空に預けた恋を誓う〜エリートパイロットは約束の幼馴染を一途に愛しぬく〜
断言する声には、疑いを挟む余地すらなかった。そのまま体を引き寄せられ、拓翔の腕の中に包まれる。
「だから、安心して全部任せておけ。君はただ、俺に守られているだけでいい」
張り詰めていたものがほどけ、仄香は再び涙をこぼした。だがそれはもう、先ほどまでのものとは違っていた。
──搾取されるばかりの人生だった。
常に比べられ、見下され、価値がないもののように扱われ続けてきた日々。けれど、目の前のこの人だけは、どんな時でも泥の中から掬い上げてくれて、自分の存在を何よりも尊いものとして光の中に置いてくれる。
母の言葉も、姉の悪意も、この腕の中にいる間だけは決して届かない。
(……信じたい。私は、拓ちゃんのそばに、ずっといたい……)
自分を犠牲にすることでしか保てなかった平穏をあっさりと塗り替えてしまうほどに、拓翔の想いはまっすぐで、あたたかかった。

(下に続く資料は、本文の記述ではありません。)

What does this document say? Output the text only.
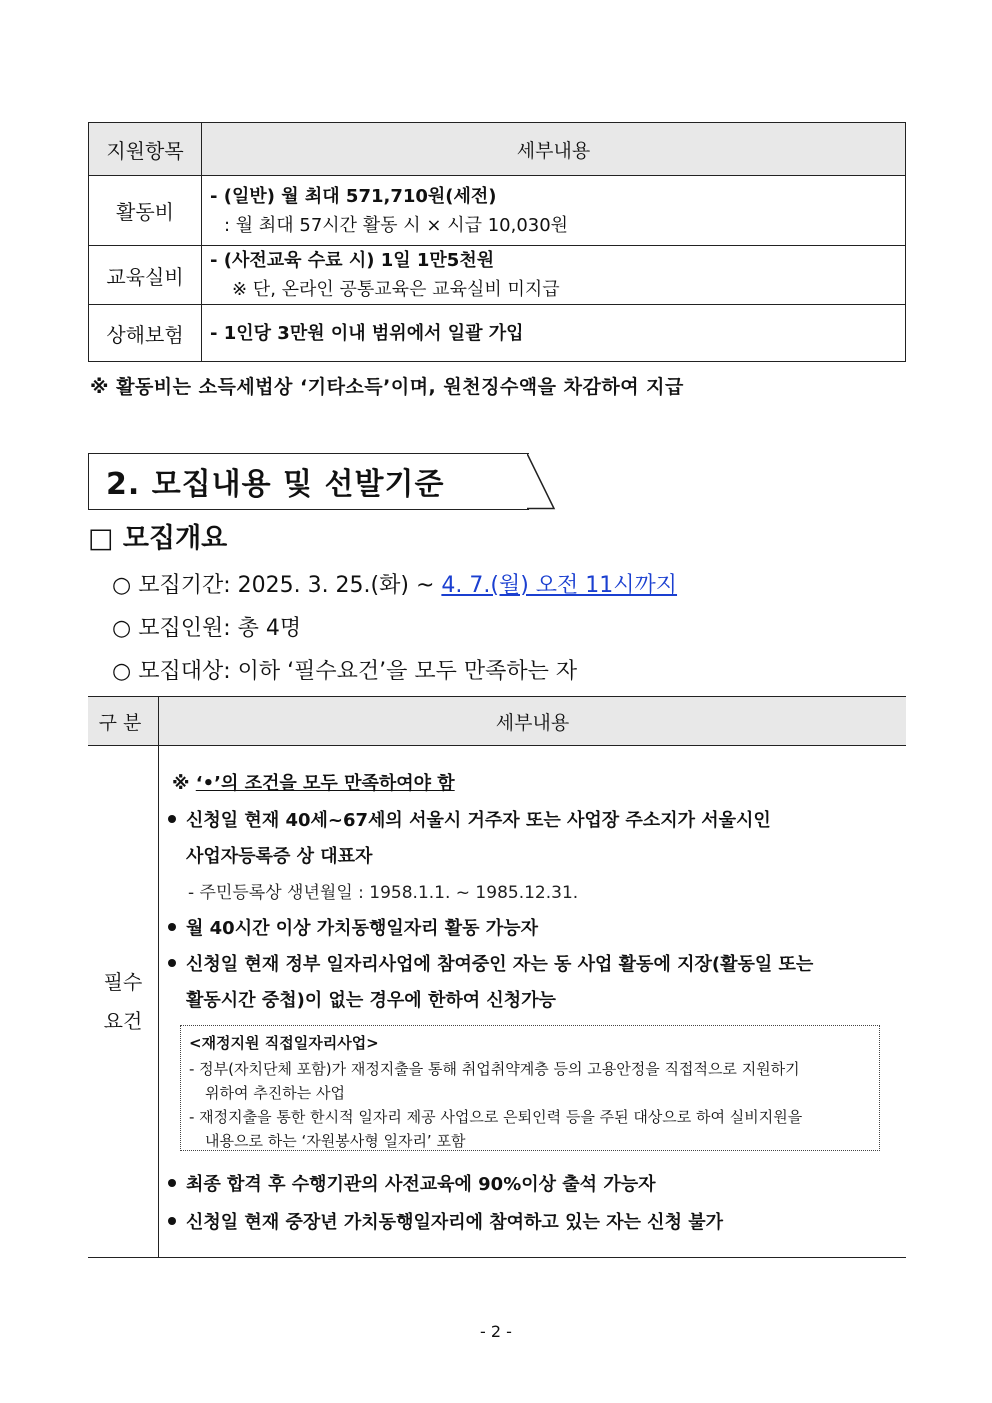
지원항목	세부내용
활동비	- (일반) 월 최대 571,710원(세전)
: 월 최대 57시간 활동 시 × 시급 10,030원

교육실비	- (사전교육 수료 시) 1일 1만5천원
※ 단, 온라인 공통교육은 교육실비 미지급

상해보험	- 1인당 3만원 이내 범위에서 일괄 가입
※ 활동비는 소득세법상 ‘기타소득’이며, 원천징수액을 차감하여 지급
2. 모집내용 및 선발기준
□ 모집개요
○ 모집기간: 2025. 3. 25.(화) ~ 4. 7.(월) 오전 11시까지
○ 모집인원: 총 4명
○ 모집대상: 이하 ‘필수요건’을 모두 만족하는 자
구분	세부내용
필수
요건
※ ‘•’의 조건을 모두 만족하여야 함
신청일 현재 40세~67세의 서울시 거주자 또는 사업장 주소지가 서울시인
사업자등록증 상 대표자
- 주민등록상 생년월일 : 1958.1.1. ~ 1985.12.31.
월 40시간 이상 가치동행일자리 활동 가능자
신청일 현재 정부 일자리사업에 참여중인 자는 동 사업 활동에 지장(활동일 또는
활동시간 중첩)이 없는 경우에 한하여 신청가능
<재정지원 직접일자리사업>
- 정부(자치단체 포함)가 재정지출을 통해 취업취약계층 등의 고용안정을 직접적으로 지원하기
위하여 추진하는 사업
- 재정지출을 통한 한시적 일자리 제공 사업으로 은퇴인력 등을 주된 대상으로 하여 실비지원을
내용으로 하는 ‘자원봉사형 일자리’ 포함
최종 합격 후 수행기관의 사전교육에 90%이상 출석 가능자
신청일 현재 중장년 가치동행일자리에 참여하고 있는 자는 신청 불가
- 2 -
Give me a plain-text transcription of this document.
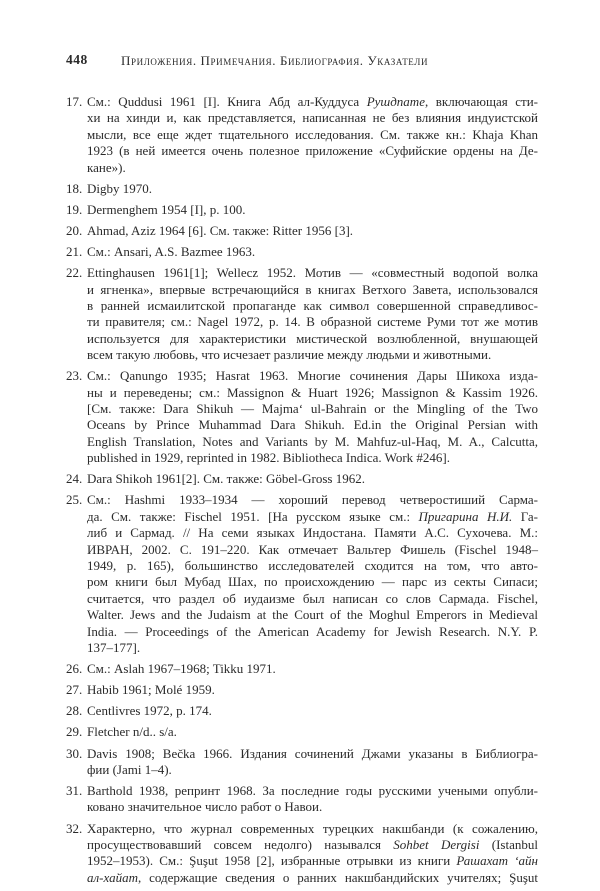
448	Приложения. Примечания. Библиография. Указатели
17. См.: Quddusi 1961 [I]. Книга Абд ал-Куддуса Рушдname, включающая сти-
хи на хинди и, как представляется, написанная не без влияния индуистской
мысли, все еще ждет тщательного исследования. См. также кн.: Khaja Khan
1923 (в ней имеется очень полезное приложение «Суфийские ордены на Де-
кане»).
18. Digby 1970.
19. Dermenghem 1954 [I], p. 100.
20. Ahmad, Aziz 1964 [6]. См. также: Ritter 1956 [3].
21. См.: Ansari, A.S. Bazmee 1963.
22. Ettinghausen 1961[1]; Wellecz 1952. Мотив — «совместный водопой волка
и ягненка», впервые встречающийся в книгах Ветхого Завета, использовался
в ранней исмаилитской пропаганде как символ совершенной справедливос-
ти правителя; см.: Nagel 1972, p. 14. В образной системе Руми тот же мотив
используется для характеристики мистической возлюбленной, внушающей
всем такую любовь, что исчезает различие между людьми и животными.
23. См.: Qanungo 1935; Hasrat 1963. Многие сочинения Дары Шикоха изда-
ны и переведены; см.: Massignon & Huart 1926; Massignon & Kassim 1926.
[См. также: Dara Shikuh — Majma‘ ul-Bahrain or the Mingling of the Two
Oceans by Prince Muhammad Dara Shikuh. Ed.in the Original Persian with
English Translation, Notes and Variants by M. Mahfuz-ul-Haq, M. A., Calcutta,
published in 1929, reprinted in 1982. Bibliotheca Indica. Work #246].
24. Dara Shikoh 1961[2]. См. также: Göbel-Gross 1962.
25. См.: Hashmi 1933–1934 — хороший перевод четверостиший Сарма-
да. См. также: Fischel 1951. [На русском языке см.: Пригарина Н.И. Га-
либ и Сармад. // На семи языках Индостана. Памяти А.С. Сухочева. М.:
ИВРАН, 2002. С. 191–220. Как отмечает Вальтер Фишель (Fischel 1948–
1949, p. 165), большинство исследователей сходится на том, что авто-
ром книги был Мубад Шах, по происхождению — парс из секты Сипаси;
считается, что раздел об иудаизме был написан со слов Сармада. Fischel,
Walter. Jews and the Judaism at the Court of the Moghul Emperors in Medieval
India. — Proceedings of the American Academy for Jewish Research. N.Y. P.
137–177].
26. См.: Aslah 1967–1968; Tikku 1971.
27. Habib 1961; Molé 1959.
28. Centlivres 1972, p. 174.
29. Fletcher n/d.. s/a.
30. Davis 1908; Bečka 1966. Издания сочинений Джами указаны в Библиогра-
фии (Jami 1–4).
31. Barthold 1938, репринт 1968. За последние годы русскими учеными опубли-
ковано значительное число работ о Навои.
32. Характерно, что журнал современных турецких накшбанди (к сожалению,
просуществовавший совсем недолго) назывался Sohbet Dergisi (Istanbul
1952–1953). См.: Şuşut 1958 [2], избранные отрывки из книги Рашахат ‘айн
ал-хайат, содержащие сведения о ранних накшбандийских учителях; Şuşut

仄香にとっても、拓翔がすべてだ。彼がそばにいてくれるなら、それだけでいい。
過去に縛られていた自分を少しずつ手放してもいいのだと、今なら思える。
仄香はそっと拓翔の胸元に顔を埋め、その体に身を預けた。
「……ありがとう、拓ちゃん。大好き……」
涙とともにこぼれた言葉に、拓翔は愛おしさを滲ませながら、何度も優しく頭を撫でてくれる。
「俺も大好きだよ、仄香」
耳元で低く響く声が、心地よい痺れとなって身体に広がる。
(拓ちゃんが守ってくれる。……だから私も、強くならなきゃ)
彼がこれほどまでに大切にしてくれるのなら、自分自身も、自分を大切にしたい。彼が愛してくれる「自分」を、もう二度とあの人たちに踏みにじらせたくない。
そう願いながら、彼のシャツを握る手に少しだけ力を込めた。
重なったぬくもりの中で、二人だけの穏やかな時間が、静かに流れていった。